Personality is as important (if not more) as having suitable skills when applying for work experience. It’s important that your potential employer feels like you can slot into the team and will get along well with your co-workers.

Make sure that you show that you WANT to work for the company. Always do a bit of research of the company and employees of the company that you’re meeting/contacting. Keep your application relevant; contacting a sound facility and saying you want to work with music isn’t going to get you in. They are usually looking for someone who can quickly learn the ropes and who want to be good at the tasks that are given to you. If you are turned town – call back and find out why. It’s the only way to develop and you’ll have a better chance next time.  Don’t be afraid to be persistent with the company you really want to work for – they will give you a chance in the end if you keep at it. Don’t give up and stay positive!

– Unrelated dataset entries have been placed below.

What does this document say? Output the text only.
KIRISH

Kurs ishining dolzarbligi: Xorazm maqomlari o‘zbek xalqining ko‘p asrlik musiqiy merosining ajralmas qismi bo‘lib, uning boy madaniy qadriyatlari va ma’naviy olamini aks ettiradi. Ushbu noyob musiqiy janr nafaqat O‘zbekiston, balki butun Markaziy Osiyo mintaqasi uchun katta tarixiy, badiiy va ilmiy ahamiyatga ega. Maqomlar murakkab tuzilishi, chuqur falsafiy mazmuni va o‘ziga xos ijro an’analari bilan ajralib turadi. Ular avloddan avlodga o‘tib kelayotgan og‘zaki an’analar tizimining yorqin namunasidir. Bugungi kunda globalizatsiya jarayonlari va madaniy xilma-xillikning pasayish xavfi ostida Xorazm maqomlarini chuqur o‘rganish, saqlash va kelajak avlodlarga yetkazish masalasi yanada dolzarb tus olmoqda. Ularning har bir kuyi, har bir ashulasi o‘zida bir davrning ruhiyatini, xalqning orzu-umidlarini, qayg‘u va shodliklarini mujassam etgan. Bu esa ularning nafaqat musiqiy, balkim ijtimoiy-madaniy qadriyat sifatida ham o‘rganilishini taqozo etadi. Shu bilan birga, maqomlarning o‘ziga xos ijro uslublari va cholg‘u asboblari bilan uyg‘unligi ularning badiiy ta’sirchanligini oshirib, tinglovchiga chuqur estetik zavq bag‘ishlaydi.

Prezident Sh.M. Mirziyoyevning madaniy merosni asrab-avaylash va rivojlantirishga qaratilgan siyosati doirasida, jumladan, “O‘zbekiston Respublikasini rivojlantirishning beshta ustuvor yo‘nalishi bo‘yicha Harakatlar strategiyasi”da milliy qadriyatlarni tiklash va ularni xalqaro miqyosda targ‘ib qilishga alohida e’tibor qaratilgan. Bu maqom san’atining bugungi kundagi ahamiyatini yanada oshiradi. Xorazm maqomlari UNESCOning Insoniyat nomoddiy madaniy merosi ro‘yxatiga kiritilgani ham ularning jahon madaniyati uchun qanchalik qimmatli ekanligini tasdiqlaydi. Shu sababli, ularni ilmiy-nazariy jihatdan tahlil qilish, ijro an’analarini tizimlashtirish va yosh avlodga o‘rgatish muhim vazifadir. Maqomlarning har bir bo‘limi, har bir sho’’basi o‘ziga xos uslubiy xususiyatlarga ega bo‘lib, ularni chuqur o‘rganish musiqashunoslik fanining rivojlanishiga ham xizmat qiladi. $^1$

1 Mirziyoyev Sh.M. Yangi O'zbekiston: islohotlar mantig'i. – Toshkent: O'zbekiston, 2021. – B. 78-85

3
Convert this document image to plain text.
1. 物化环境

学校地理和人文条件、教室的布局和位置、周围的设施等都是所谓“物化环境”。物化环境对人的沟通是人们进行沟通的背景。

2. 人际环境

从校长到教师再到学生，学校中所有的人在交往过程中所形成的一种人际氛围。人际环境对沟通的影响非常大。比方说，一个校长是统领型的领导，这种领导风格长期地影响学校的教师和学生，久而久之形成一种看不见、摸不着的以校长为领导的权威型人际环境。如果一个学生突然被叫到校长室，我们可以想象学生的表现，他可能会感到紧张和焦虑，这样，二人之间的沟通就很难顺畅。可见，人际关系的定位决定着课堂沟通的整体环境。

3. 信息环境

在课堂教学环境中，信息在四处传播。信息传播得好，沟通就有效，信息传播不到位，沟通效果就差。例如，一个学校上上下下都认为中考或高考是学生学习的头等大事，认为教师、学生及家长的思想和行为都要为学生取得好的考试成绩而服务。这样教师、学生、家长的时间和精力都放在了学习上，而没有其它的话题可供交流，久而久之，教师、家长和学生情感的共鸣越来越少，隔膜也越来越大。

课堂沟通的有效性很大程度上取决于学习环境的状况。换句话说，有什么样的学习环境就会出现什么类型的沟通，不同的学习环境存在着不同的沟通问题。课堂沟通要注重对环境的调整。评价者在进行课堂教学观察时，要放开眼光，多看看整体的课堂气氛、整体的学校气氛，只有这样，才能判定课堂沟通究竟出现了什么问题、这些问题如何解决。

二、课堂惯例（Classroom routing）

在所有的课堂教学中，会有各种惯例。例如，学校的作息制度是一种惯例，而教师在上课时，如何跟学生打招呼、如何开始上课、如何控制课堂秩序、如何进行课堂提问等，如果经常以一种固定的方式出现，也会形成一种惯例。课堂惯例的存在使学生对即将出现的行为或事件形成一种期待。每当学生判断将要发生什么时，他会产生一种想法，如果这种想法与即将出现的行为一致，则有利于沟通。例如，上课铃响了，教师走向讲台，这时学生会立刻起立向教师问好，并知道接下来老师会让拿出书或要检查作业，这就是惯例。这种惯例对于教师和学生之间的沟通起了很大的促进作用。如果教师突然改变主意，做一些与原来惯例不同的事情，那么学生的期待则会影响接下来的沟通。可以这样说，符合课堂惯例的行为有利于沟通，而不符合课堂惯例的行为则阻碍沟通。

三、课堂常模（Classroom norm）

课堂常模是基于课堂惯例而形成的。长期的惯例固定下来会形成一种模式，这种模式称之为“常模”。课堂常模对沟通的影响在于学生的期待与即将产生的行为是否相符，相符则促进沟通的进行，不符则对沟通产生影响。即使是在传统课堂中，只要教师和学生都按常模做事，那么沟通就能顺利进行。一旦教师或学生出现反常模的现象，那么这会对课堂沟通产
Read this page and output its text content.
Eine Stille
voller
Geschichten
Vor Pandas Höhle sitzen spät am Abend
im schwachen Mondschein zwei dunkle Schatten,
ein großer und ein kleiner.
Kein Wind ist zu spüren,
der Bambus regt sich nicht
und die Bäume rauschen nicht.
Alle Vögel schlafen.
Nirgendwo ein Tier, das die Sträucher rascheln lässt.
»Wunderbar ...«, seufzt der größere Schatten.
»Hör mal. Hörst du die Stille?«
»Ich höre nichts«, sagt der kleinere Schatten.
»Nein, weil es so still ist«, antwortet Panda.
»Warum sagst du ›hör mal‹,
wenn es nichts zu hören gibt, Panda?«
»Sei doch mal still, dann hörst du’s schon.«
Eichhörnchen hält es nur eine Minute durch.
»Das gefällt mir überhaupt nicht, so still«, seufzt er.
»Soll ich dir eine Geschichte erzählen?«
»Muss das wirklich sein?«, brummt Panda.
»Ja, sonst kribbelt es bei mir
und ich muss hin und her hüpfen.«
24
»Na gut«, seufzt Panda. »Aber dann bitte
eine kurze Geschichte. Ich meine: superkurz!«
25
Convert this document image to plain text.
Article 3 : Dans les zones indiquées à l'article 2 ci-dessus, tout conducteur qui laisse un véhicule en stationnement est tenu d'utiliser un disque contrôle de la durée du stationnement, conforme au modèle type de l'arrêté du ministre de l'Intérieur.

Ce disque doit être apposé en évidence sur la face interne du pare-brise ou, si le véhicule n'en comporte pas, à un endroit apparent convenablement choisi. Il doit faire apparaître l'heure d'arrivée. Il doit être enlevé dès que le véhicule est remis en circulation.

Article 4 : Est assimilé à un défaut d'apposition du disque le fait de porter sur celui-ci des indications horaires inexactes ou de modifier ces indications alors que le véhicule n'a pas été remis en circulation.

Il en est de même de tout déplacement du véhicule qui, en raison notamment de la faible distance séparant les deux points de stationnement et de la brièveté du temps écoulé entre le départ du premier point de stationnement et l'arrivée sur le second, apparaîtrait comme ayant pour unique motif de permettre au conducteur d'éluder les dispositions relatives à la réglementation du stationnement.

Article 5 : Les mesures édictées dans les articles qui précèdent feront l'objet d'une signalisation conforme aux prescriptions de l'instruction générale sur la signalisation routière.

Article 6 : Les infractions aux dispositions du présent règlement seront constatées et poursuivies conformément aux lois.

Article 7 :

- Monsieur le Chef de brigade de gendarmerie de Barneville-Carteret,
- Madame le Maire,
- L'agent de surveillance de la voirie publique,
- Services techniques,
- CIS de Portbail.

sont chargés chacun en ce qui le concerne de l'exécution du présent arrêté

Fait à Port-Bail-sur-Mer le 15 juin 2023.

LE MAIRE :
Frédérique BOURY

One Sound Woman sounds a cautionary note, and has asked not to be named.

I’ve done two work experiences. Both required hard work, determination, a constant smile and willingness to do anything thrown at me. Those are all givens. Both work experiences were wonderful, and I have nothing negative to say about either one of them. They could not have been better. Years of free work on college radio and community radio never got me the opportunities that a few weeks of work experience have afforded.

However, my story of getting the work experiences in the first place is not, I’m afraid, very encouraging. I did what the careers services and media clubs recommended. At CV workshops, my CV was held up as a model of an excellent CV. I sent emails to production companies. I called them. I got on LinkedIn and I went to networking sessions.

In the end, I got one of my work experience placements by paying £70 to attend an exclusive conference, where I happened to meet the super-friendly, kind, and encouraging ED of a production company. So, that was luck and money. And I got my other work experience because a friend flagged my name. That was luck and knowing people. Now, when friends ask me what advice I have for them trying to get work experience, I don’t have anything really useful to say. Spend £70 out of your Jobseeker’s Allowance to go to a conference, where you just *might* meet someone?

But even once you’ve gotten the work experience, of course, you have to prove know you know you’re doing and be awesome. As all you Sound Women, I’m sure of this, already are.

Many thanks to all our work experience whistleblowers.  We’d also just flag up opportunities in  the indie sector.  Many people working in the industry started by doing work experience with an independent radio production company, somehow managed to make themselves indispensible, and ended up being hired. Look out for the right indie for you – most specialise in a particular area like music radio, documentaries, sport, drama or comedy  – then approach them direct to persuade them why you’re so very right for them.

Best of luck – and if you have any other tips please let us know!